Shorter regimens fail to be non-inferior to the standard tuberculosis treatment plans
One third of the world’s population is currently infected with tuberculosis (TB), and, in 2012, there were 1.3 million TB-related deaths (Centers for Disease Control and Prevention). Moreover, in 2012, 450,000 people worldwide developed multi-drug resistant TB (MDR TB), which is resistant to at least rifampin and isoniazid, two of the first line antimicrobials for TB (World Health Organization). Although many cases of MDR TB are acquired from patients harboring these organisms, among the mechanisms for inducing drug resistance in TB are being on incorrect treatment or not completing a full antibiotic course. Inadequate compliance is particularly challenging in TB, because the standard treatment course lasts at least 6 months. Finding new treatment approaches that shorten the duration could help decrease the development of drug resistance and lower costs.

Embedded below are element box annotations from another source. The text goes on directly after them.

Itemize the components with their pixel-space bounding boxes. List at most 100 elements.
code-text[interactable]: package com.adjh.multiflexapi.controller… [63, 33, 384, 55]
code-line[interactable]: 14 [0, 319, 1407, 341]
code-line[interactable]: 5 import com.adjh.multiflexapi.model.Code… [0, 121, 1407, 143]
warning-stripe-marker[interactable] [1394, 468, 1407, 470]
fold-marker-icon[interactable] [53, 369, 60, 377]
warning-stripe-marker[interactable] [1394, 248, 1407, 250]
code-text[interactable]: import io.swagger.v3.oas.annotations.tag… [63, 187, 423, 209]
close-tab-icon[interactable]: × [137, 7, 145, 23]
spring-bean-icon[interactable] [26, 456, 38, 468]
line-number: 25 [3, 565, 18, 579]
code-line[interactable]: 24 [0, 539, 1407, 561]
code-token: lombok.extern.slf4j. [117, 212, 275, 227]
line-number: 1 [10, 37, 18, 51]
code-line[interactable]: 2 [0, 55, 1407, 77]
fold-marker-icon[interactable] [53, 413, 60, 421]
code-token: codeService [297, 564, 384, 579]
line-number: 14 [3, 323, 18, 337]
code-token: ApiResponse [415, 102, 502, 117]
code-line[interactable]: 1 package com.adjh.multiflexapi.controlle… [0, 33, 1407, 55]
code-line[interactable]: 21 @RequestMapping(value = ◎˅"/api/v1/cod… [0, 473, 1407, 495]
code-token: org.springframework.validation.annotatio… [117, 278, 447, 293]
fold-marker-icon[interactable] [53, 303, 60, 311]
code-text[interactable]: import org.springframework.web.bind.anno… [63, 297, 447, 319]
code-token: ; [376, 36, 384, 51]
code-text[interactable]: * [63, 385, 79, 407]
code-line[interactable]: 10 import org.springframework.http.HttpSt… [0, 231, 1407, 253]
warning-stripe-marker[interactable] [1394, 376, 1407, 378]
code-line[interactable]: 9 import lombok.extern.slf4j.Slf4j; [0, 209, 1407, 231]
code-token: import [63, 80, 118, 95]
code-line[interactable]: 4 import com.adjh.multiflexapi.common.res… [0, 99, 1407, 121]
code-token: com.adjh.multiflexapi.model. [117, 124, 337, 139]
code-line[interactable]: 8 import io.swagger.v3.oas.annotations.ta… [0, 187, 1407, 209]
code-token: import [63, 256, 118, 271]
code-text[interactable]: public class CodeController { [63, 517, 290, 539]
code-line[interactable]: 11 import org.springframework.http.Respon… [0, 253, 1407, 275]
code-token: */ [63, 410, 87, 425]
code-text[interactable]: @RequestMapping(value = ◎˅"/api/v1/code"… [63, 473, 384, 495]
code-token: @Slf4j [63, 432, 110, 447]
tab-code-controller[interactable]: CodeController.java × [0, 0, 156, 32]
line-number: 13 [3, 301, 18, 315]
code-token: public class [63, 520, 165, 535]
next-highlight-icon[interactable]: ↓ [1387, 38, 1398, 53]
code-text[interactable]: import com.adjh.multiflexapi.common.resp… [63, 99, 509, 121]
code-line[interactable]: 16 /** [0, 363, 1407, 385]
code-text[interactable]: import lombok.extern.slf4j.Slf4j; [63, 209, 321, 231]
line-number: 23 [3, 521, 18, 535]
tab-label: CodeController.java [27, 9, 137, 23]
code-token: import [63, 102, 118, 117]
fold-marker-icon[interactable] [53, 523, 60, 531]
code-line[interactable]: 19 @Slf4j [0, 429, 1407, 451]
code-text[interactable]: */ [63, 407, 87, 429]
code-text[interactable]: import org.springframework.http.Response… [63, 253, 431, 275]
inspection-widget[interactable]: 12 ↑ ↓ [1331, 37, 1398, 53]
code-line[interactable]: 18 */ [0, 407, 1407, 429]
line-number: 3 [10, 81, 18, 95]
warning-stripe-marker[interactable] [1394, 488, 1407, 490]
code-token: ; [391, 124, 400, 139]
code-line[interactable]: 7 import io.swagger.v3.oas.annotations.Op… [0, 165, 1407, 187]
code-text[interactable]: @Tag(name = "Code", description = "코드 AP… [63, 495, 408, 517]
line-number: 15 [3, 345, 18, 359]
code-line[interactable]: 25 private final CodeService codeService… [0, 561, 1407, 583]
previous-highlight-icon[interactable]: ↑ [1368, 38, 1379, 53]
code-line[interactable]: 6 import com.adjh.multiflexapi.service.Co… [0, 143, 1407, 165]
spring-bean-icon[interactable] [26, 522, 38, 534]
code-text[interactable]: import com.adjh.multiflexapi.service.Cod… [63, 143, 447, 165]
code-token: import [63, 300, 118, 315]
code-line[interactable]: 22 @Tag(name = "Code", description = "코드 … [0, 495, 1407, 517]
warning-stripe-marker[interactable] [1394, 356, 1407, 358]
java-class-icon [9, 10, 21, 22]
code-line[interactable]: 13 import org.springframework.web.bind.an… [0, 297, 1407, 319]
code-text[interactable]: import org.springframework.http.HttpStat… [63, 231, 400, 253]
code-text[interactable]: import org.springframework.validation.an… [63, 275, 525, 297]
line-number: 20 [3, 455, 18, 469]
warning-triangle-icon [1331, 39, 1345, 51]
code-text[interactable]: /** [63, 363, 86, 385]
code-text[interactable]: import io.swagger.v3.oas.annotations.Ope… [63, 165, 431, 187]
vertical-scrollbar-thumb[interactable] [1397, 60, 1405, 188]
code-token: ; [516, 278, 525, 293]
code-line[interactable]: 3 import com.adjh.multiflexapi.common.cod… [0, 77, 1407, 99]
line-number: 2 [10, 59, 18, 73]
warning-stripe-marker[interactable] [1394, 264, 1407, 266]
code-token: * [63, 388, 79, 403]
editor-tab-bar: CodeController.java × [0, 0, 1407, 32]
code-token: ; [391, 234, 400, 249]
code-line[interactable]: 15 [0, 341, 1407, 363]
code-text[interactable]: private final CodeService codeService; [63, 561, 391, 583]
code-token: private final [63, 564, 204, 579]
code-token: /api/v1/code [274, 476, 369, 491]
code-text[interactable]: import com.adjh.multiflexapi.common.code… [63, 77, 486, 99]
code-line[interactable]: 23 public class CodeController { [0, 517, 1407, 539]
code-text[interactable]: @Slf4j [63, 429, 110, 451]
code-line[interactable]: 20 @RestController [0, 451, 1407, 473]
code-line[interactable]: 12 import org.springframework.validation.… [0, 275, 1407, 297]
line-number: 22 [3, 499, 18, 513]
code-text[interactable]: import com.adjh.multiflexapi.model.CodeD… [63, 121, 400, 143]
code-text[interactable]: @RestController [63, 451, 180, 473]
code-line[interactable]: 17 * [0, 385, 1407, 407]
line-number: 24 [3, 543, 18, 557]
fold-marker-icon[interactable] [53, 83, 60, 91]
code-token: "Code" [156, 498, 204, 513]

In this week’s NEJM, three groups published phase III trials investigating the efficacy of using fluoroquinolones in combination with other anti-TB drugs to treat patients with a four-month regimen, two months shorter than the standard of care. Merle et al. performed a randomized, open-label, controlled trial in which they compared the standard six-month treatment regimen (isoniazid, rifampin, pyrazinamide, and ethambutol) to a four-month regimen that replaced ethambutol with gatifloxacin, a fourth-generation fluoroquinolone. The trial enrolled just over 1800 patients across five African countries, and, despite the positive results from phase II trials and mouse studies, the four-month treatment regimen failed to demonstrate non-inferiority, with higher TB recurrences than that of the standard treatment (14.6% vs. 7.1%). Gillespie et al. found similar results when they randomized just over 1900 patients across nine countries to either one of two fourth-month regimens or the standard of care. In one of these shorter regimens, they used a combination of rifampin, isoniazid, pyrazinamide, and moxifloxacin, a fluoroquinolone, while, in the other, they used ethambutol in place of isoniazid. Both moxifloxacin-containing regimens failed to show non-inferiority compared to the control arm.
Finally, Jindani et al. performed a randomized controlled trial in which they enrolled just over 800 patients across four African countries. Compared to the control six-month regimen, they tested two treatment plans for non-inferiority: one four-month and one six-month regimen in which isoniazid was replaced by moxifloxacin. Similar to the other two trials, the four-month treatment plan also failed to show non-inferiority. The six-month moxifloxacin-containing treatment plan, in which treatment in the final four months was administered weekly, was as effective as the standard daily regimen. While this regimen does not decrease the overall treatment duration, it does decrease the frequency at which patients need to take medications. This advance may increase treatment adherence and is a step towards helping to decrease the development of MDR TB.
While these trials are steps in the right direction, the failure of these three trials to show non-inferiority highlights a major challenge in the field. Even though fluoroquinolones were effective at decreasing the treatment time in mouse models infected with TB, the discrepancy in human trials demonstrates again that differences in biology between mice and humans are major hurdles in the drug discovery pipeline. As Digby Warner, PhD, and Valerie Mizrahi, PhD, commented in an accompanying editorial, more effort will need to be focused on how to more effectively develop and test new therapies so that fewer drugs and regimens fail in phase III and IV trials.